Functional tricuspid regurgitation (FTR) often occurs in patients with concomitant left sided valve disease characterized by annular dilatation and right ventricular enlargement.1 There is increasing recognition that persistent FTR is a significant cause for reduced long-term survival and should be corrected during left sided valve surgery.2–6 Although several types of tricuspid valve annuloplasty (TVA) have been described,7–11 there is no consensus on the management of FTR. Herein we report our early experience with a modified technique of TVA. This study compared early and midterm outcomes of modified TVA with the traditional Kay annuloplasty in an age, gender and time period, matched patient group.
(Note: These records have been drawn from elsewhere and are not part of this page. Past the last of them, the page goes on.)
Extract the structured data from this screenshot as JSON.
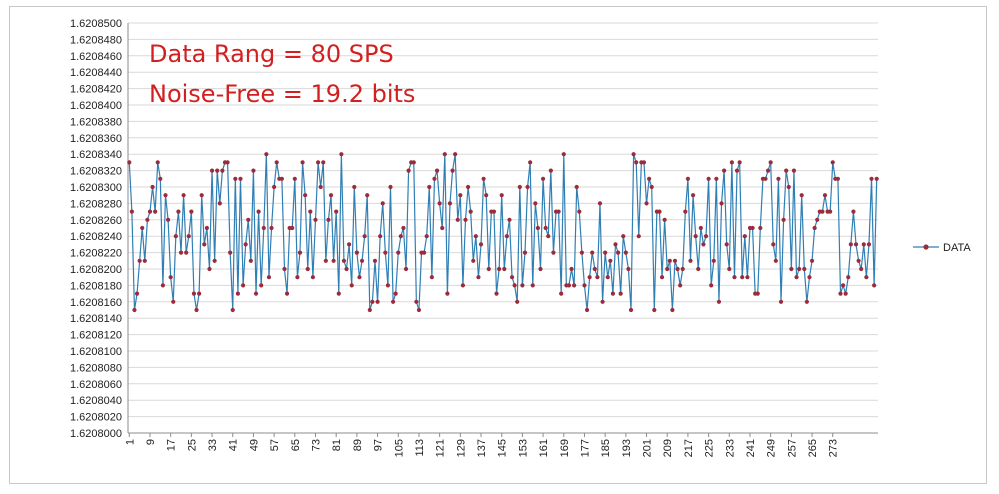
{
  "chart_data": {
    "type": "line",
    "annotations": [
      "Data Rang = 80 SPS",
      "Noise-Free = 19.2 bits"
    ],
    "ylim": [
      1.6208,
      1.62085
    ],
    "y_ticks": [
      "1.6208500",
      "1.6208480",
      "1.6208460",
      "1.6208440",
      "1.6208420",
      "1.6208400",
      "1.6208380",
      "1.6208360",
      "1.6208340",
      "1.6208320",
      "1.6208300",
      "1.6208280",
      "1.6208260",
      "1.6208240",
      "1.6208220",
      "1.6208200",
      "1.6208180",
      "1.6208160",
      "1.6208140",
      "1.6208120",
      "1.6208100",
      "1.6208080",
      "1.6208060",
      "1.6208040",
      "1.6208020",
      "1.6208000"
    ],
    "x_ticks": [
      "1",
      "9",
      "17",
      "25",
      "33",
      "41",
      "49",
      "57",
      "65",
      "73",
      "81",
      "89",
      "97",
      "105",
      "113",
      "121",
      "129",
      "137",
      "145",
      "153",
      "161",
      "169",
      "177",
      "185",
      "193",
      "201",
      "209",
      "217",
      "225",
      "233",
      "241",
      "249",
      "257",
      "265",
      "273"
    ],
    "grid": true,
    "legend_position": "right",
    "line_color": "#2f7fb5",
    "marker_color": "#9b2c3c",
    "series": [
      {
        "name": "DATA",
        "y": [
          1.620833,
          1.620827,
          1.620815,
          1.620817,
          1.620821,
          1.620825,
          1.620821,
          1.620826,
          1.620827,
          1.62083,
          1.620827,
          1.620833,
          1.620831,
          1.620818,
          1.620829,
          1.620826,
          1.620819,
          1.620816,
          1.620824,
          1.620827,
          1.620822,
          1.620829,
          1.620822,
          1.620824,
          1.620827,
          1.620817,
          1.620815,
          1.620817,
          1.620829,
          1.620823,
          1.620825,
          1.62082,
          1.620832,
          1.620821,
          1.620832,
          1.620828,
          1.620832,
          1.620833,
          1.620833,
          1.620822,
          1.620815,
          1.620831,
          1.620817,
          1.620831,
          1.620818,
          1.620823,
          1.620826,
          1.620821,
          1.620832,
          1.620817,
          1.620827,
          1.620818,
          1.620825,
          1.620834,
          1.620819,
          1.620825,
          1.62083,
          1.620833,
          1.620831,
          1.620831,
          1.62082,
          1.620817,
          1.620825,
          1.620825,
          1.620831,
          1.620819,
          1.620822,
          1.620833,
          1.620829,
          1.62082,
          1.620827,
          1.620819,
          1.620826,
          1.620833,
          1.62083,
          1.620833,
          1.620821,
          1.620826,
          1.620829,
          1.620821,
          1.620827,
          1.620817,
          1.620834,
          1.620821,
          1.62082,
          1.620823,
          1.620818,
          1.62083,
          1.620822,
          1.620819,
          1.620821,
          1.620824,
          1.620829,
          1.620815,
          1.620816,
          1.620821,
          1.620816,
          1.620824,
          1.620828,
          1.620822,
          1.620818,
          1.62083,
          1.620816,
          1.620817,
          1.620822,
          1.620824,
          1.620825,
          1.62082,
          1.620832,
          1.620833,
          1.620833,
          1.620816,
          1.620815,
          1.620822,
          1.620822,
          1.620824,
          1.62083,
          1.620819,
          1.620831,
          1.620832,
          1.620828,
          1.620825,
          1.620834,
          1.620817,
          1.620828,
          1.620832,
          1.620834,
          1.620826,
          1.620829,
          1.620818,
          1.620826,
          1.62083,
          1.620827,
          1.620821,
          1.620824,
          1.620819,
          1.620823,
          1.620831,
          1.620829,
          1.62082,
          1.620827,
          1.620827,
          1.620817,
          1.62082,
          1.620829,
          1.62082,
          1.620824,
          1.620826,
          1.620819,
          1.620818,
          1.620816,
          1.62083,
          1.620818,
          1.620822,
          1.62083,
          1.620833,
          1.620818,
          1.620828,
          1.620825,
          1.62082,
          1.620831,
          1.620825,
          1.620824,
          1.620832,
          1.620822,
          1.620827,
          1.620827,
          1.620817,
          1.620834,
          1.620818,
          1.620818,
          1.62082,
          1.620818,
          1.62083,
          1.620827,
          1.620822,
          1.620818,
          1.620815,
          1.620819,
          1.620822,
          1.62082,
          1.620819,
          1.620828,
          1.620816,
          1.620822,
          1.620819,
          1.620821,
          1.620817,
          1.620823,
          1.620822,
          1.620817,
          1.620824,
          1.620822,
          1.62082,
          1.620815,
          1.620834,
          1.620833,
          1.620824,
          1.620833,
          1.620833,
          1.620828,
          1.620831,
          1.62083,
          1.620815,
          1.620827,
          1.620827,
          1.620819,
          1.620826,
          1.62082,
          1.620821,
          1.620815,
          1.620821,
          1.62082,
          1.620818,
          1.62082,
          1.620827,
          1.620831,
          1.620821,
          1.620829,
          1.620824,
          1.62082,
          1.620825,
          1.620823,
          1.620824,
          1.620831,
          1.620818,
          1.620821,
          1.620831,
          1.620816,
          1.620828,
          1.620832,
          1.620823,
          1.62082,
          1.620833,
          1.620819,
          1.620832,
          1.620833,
          1.620819,
          1.620824,
          1.620819,
          1.620825,
          1.620825,
          1.620817,
          1.620817,
          1.620825,
          1.620831,
          1.620831,
          1.620832,
          1.620833,
          1.620823,
          1.620821,
          1.620831,
          1.620816,
          1.620826,
          1.620832,
          1.62083,
          1.62082,
          1.620832,
          1.620819,
          1.62082,
          1.620829,
          1.62082,
          1.620816,
          1.620819,
          1.620821,
          1.620825,
          1.620826,
          1.620827,
          1.620827,
          1.620829,
          1.620827,
          1.620827,
          1.620833,
          1.620831,
          1.620831,
          1.620817,
          1.620818,
          1.620817,
          1.620819,
          1.620823,
          1.620827,
          1.620823,
          1.620821,
          1.62082,
          1.620823,
          1.620819,
          1.620823,
          1.620831,
          1.620818,
          1.620831
        ]
      }
    ]
  }
}
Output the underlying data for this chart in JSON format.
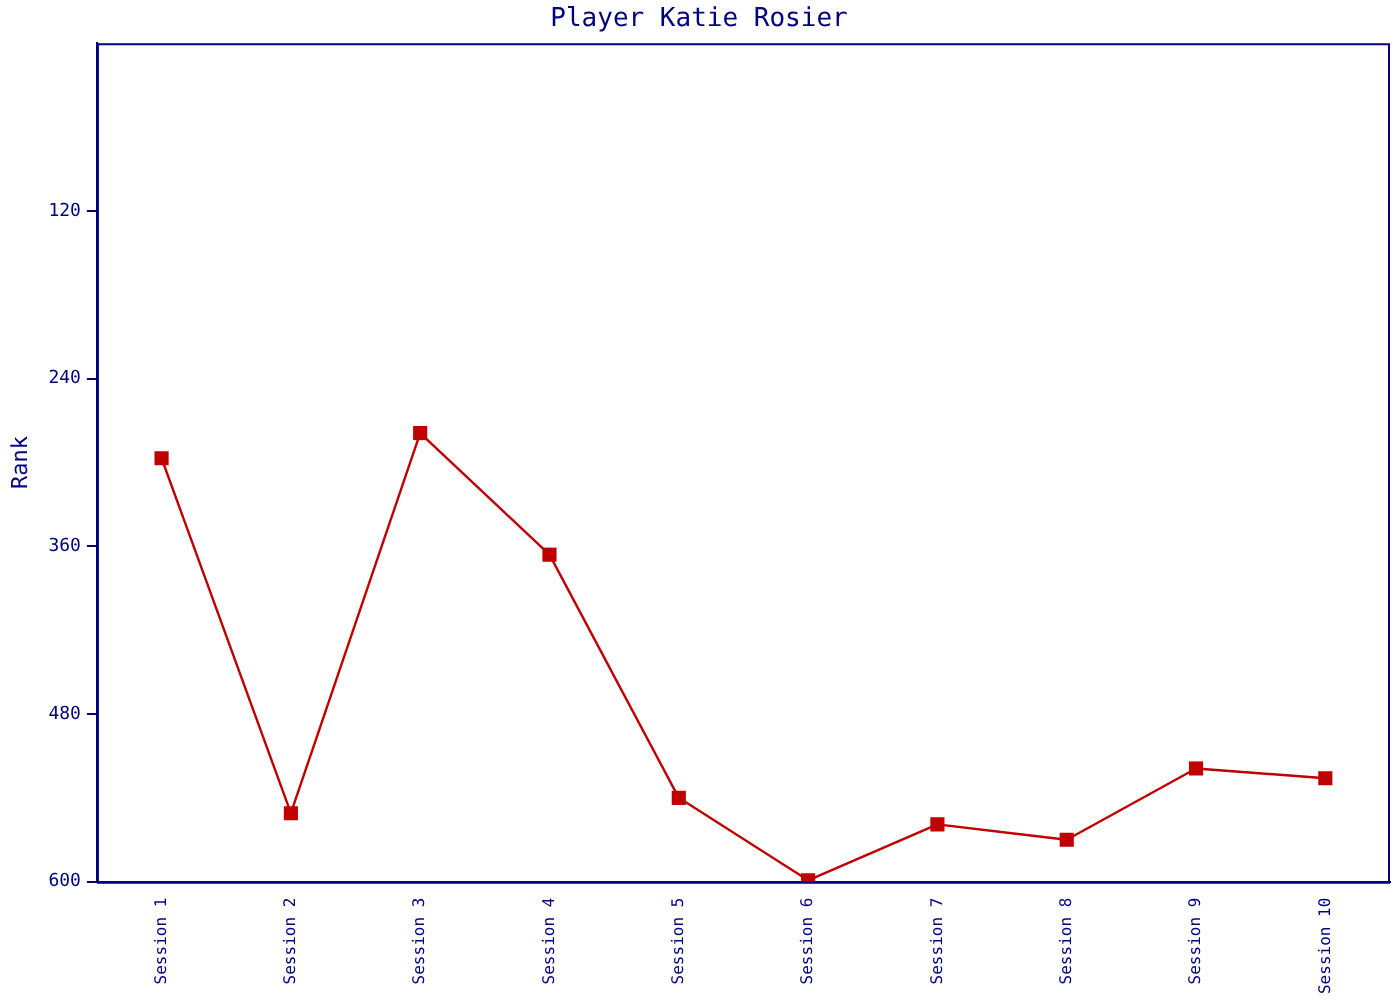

Between January 2007 and January 2010, 60 patients (29 men and 31 women) with a mean age of (45.3±7.6) years were treated with TVA. The tricuspid regurgitation (TR) was functional and secondary to left sided valve disease in all patients. Patients with rheumatic tricuspid valve disease were excluded from this study. The 60 patients were equally randomized to two groups according to the TVA type: patients in group A received modified annuloplasty and patients in group B received conventional Kay annuloplasty. The severity of TR was graded as not (0), mild (I), moderate (II), moderate to severe (III) and severe (IV) according to the ratio of maximum TR area to right atrial area. Of these 60 patients, 44 received mitral valve replacement, seven received aortic valve replacement and nine received combined mitral and aortic valve replacement. The preoperative regurgitation grade was I in three cases, II in six cases, III in 12 cases and IV in nine cases in group A, and I in two cases, II in eight cases, III in nine cases and IV in 11 cases in group B. Twenty-six patients in group A and 22 patients in group B were in NYHA class III or IV. The study protocol was approved by the Ethics Committee of Nanjing Medical University. The operating procedure was described to all patients who then signed the informed consent before the operation.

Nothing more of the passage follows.